1) the distinction between a fee taking an an easment is constitutionally significant; should the railroad or irrigation ditch user abandon an easement, it reverts to the fee owner and can't be turned into something else. The required compensation for an easement is correspondingly lower, and the RR probably has a more limited right to exclude the fee owner than they would if they owned it in fee.

2) When I say it is "necessary" to run a railroad over many people's property, I don't mean that the railroad itself is genuinely necessary. I mean that to have any railroad at all, you must run it over many people's property. You might think the railroad itself is useless or purely for the benefit of private parties, but it is fundamentally different from a hotel or office building which can be built on a compact, contiguous piece of land. That is certainly a distinction--you could almost certainly find someone who wants to sell you a few acres for a hotel, but it's doubtful that any railroad builder could find a way to buy a continuous ribbon on which to lay tracks. So long as we are getting fancy about principle, explain to me by what principle you decide what distinctions are "significant" and which aren't.

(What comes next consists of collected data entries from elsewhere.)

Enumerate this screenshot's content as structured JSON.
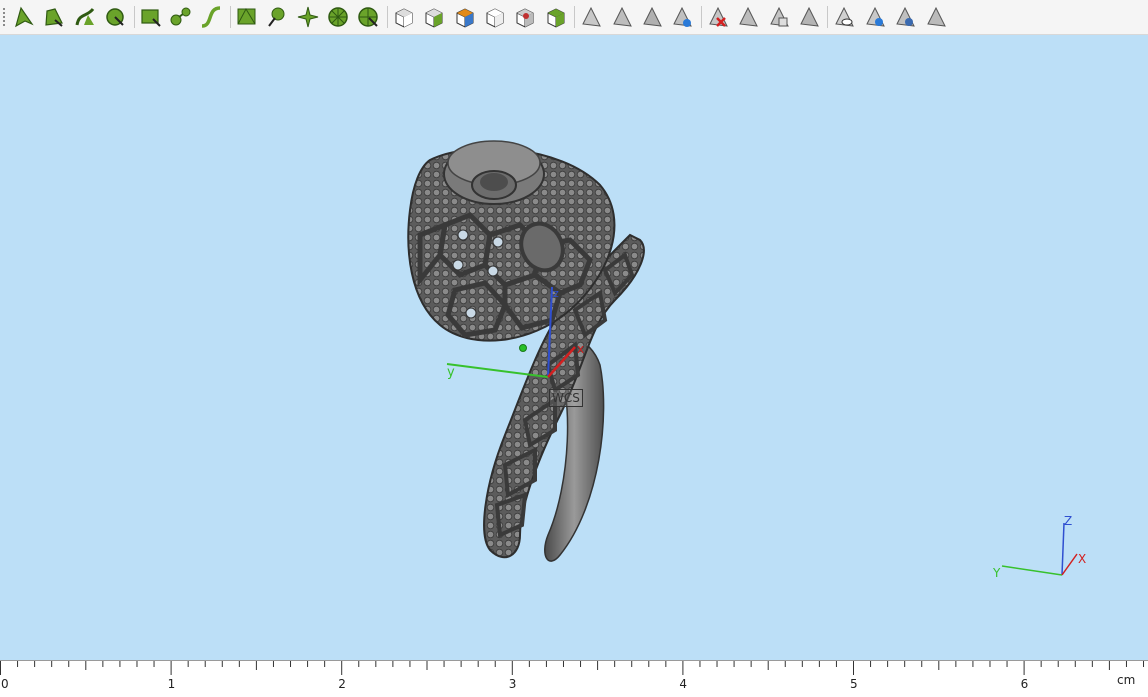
{
  "toolbar": {
    "groups": [
      [
        "point-arrow-icon",
        "fill-point-icon",
        "curve-arrow-icon",
        "circle-arrow-icon"
      ],
      [
        "rect-select-icon",
        "node-link-icon",
        "s-curve-icon"
      ],
      [
        "mesh-select-icon",
        "sphere-pin-icon",
        "cross-star-icon",
        "wheel-icon",
        "cut-wheel-icon"
      ],
      [
        "cube-view-icon",
        "cube-front-icon",
        "cube-top-icon",
        "cube-wire-icon",
        "cube-red-icon",
        "cube-grid-icon"
      ],
      [
        "tri-point-icon",
        "tri-edge-icon",
        "tri-face-icon",
        "tri-blue-icon"
      ],
      [
        "tri-remove-icon",
        "tri-split-icon",
        "tri-copy-icon",
        "tri-flip-icon"
      ],
      [
        "tri-eye-icon",
        "tri-eye-blue-icon",
        "tri-eye-fill-icon",
        "tri-hide-icon"
      ]
    ]
  },
  "viewport": {
    "background": "#bcdff7",
    "model_color": "#5f5f5f",
    "wcs_label": "WCS",
    "axes": {
      "x": "x",
      "y": "y",
      "z": "z"
    },
    "mini_axes": {
      "x": "X",
      "y": "Y",
      "z": "Z"
    }
  },
  "ruler": {
    "labels": [
      "0",
      "1",
      "2",
      "3",
      "4",
      "5",
      "6"
    ],
    "unit": "cm"
  }
}
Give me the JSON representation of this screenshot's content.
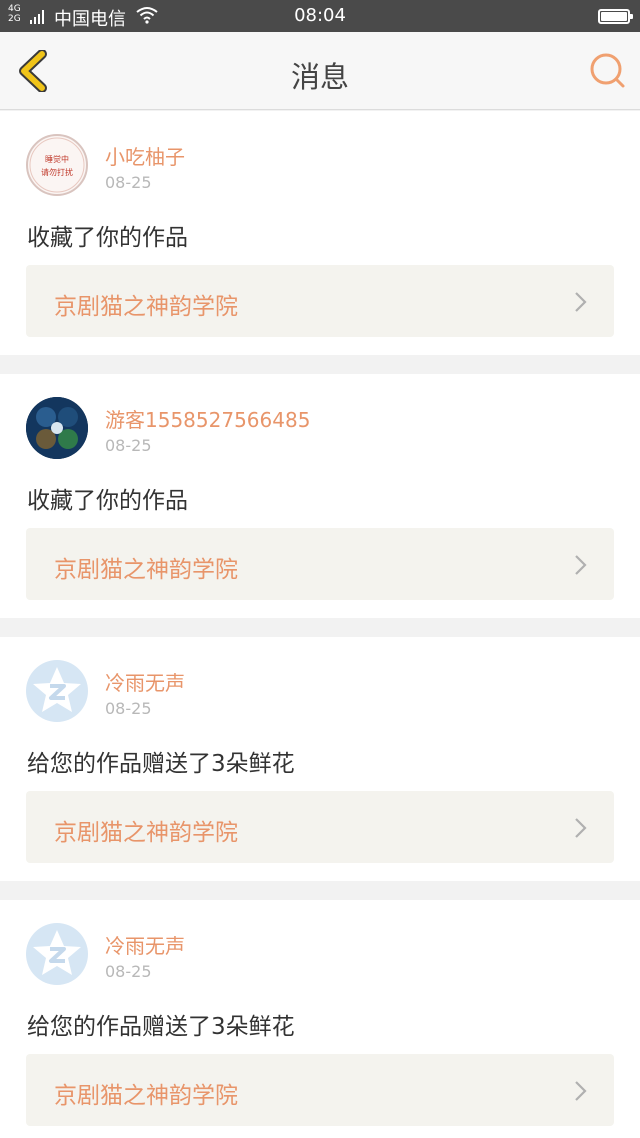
{
  "status": {
    "network_top": "4G",
    "network_bottom": "2G",
    "carrier": "中国电信",
    "time": "08:04"
  },
  "header": {
    "title": "消息"
  },
  "messages": [
    {
      "name": "小吃柚子",
      "date": "08-25",
      "text": "收藏了你的作品",
      "work": "京剧猫之神韵学院",
      "avatar": "stamp",
      "avatar_text": [
        "睡觉中",
        "请勿打扰"
      ]
    },
    {
      "name": "游客1558527566485",
      "date": "08-25",
      "text": "收藏了你的作品",
      "work": "京剧猫之神韵学院",
      "avatar": "game"
    },
    {
      "name": "冷雨无声",
      "date": "08-25",
      "text": "给您的作品赠送了3朵鲜花",
      "work": "京剧猫之神韵学院",
      "avatar": "qq"
    },
    {
      "name": "冷雨无声",
      "date": "08-25",
      "text": "给您的作品赠送了3朵鲜花",
      "work": "京剧猫之神韵学院",
      "avatar": "qq"
    }
  ],
  "colors": {
    "accent": "#e8956a",
    "back_arrow": "#f0c419",
    "back_arrow_outline": "#3a3a3a"
  }
}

3) Finally, there is the issue of railroads being common carriers, and subject to the privileges and regulations which come with that. They thus aren't really 100% "private," even if privately owned. A hotel might qualify here, being open to all paying members of the public, whereas an office building might not. Yet another distinction that might matter.
7.5.2005 12:30am
Takings for private development have been going on for decades. But commentators like Prof. Zywicki insist on lamenting the "post-Kelo world" that allows things like the Missouri case, without noting that the "post-Kelo world" is exactly the same as the pre-Kelo world. All of these developments that have been going on for years are suddenly the Supreme Court's fault. Amazing.

Does anyone seriously doubt that legislative bodies are far better suited than the Supreme Court to develop a system of rules for what constitutes an acceptable taking?